Le gouvernement du Nouveau-Brunswick a mis de côté 20,5 millions dans son récent budget pour payer 80 agents supplémentaires de la GRC et 51 nouveaux agents de première ligne pour les régions rurales.

Le premier ministre du Nouveau-Brunswick, Blaine Higgs, a déclaré récemment que son gouvernement était ouvert à d’autres modèles de police, tout en disant qu’il s’efforçait pour le moment à améliorer le modèle en place.

Le porte-parole de la GRC du Nouveau-Brunswick, le caporal Hans Ouellette, a déclaré qu’il y avait suffisamment d’agents pour répondre aux appels urgents et assurer la sécurité publique.

« Les ressources policières de la GRC au Nouveau-Brunswick sont basées sur la charge de travail et d’autres facteurs, et non sur un nombre minimum de policiers, a-t-il déclaré dans un courriel. L’allocation future des ressources policières sera mesurée par rapport à ces facteurs, tout en tenant compte de facteurs tels que le ratio de policiers par rapport à la population et à la géographie. »

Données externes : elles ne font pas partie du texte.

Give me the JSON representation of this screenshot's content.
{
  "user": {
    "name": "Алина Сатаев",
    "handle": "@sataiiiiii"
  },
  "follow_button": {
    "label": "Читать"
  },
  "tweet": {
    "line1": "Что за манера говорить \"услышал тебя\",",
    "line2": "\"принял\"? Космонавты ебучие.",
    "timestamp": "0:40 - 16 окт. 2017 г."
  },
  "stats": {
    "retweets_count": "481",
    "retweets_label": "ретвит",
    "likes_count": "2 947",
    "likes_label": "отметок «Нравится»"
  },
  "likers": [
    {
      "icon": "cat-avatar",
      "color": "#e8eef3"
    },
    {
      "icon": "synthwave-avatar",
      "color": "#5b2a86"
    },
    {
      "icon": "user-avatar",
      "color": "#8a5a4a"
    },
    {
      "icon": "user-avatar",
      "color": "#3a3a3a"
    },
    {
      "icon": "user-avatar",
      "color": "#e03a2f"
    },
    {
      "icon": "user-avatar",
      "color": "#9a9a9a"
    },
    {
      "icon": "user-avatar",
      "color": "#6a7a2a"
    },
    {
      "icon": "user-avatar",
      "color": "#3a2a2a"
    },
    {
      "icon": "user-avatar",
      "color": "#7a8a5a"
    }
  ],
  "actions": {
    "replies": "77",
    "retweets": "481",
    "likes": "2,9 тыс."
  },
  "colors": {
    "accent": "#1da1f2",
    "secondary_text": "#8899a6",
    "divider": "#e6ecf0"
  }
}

M. Boudreau a déclaré que le nouveau commissaire de la GRC, Mike Duheme, a une tâche herculéenne devant lui pour réformer l’institution, ajoutant que la mise en œuvre des recommandations de la commission sur la fusillade de masse en Nouvelle-Écosse nécessitera beaucoup de temps et d’efforts.

« Nous devons repenser la façon dont nous assurons le maintien de l’ordre. Il est peut-être temps pour une force de police provinciale », a indiqué le professeur de criminologie.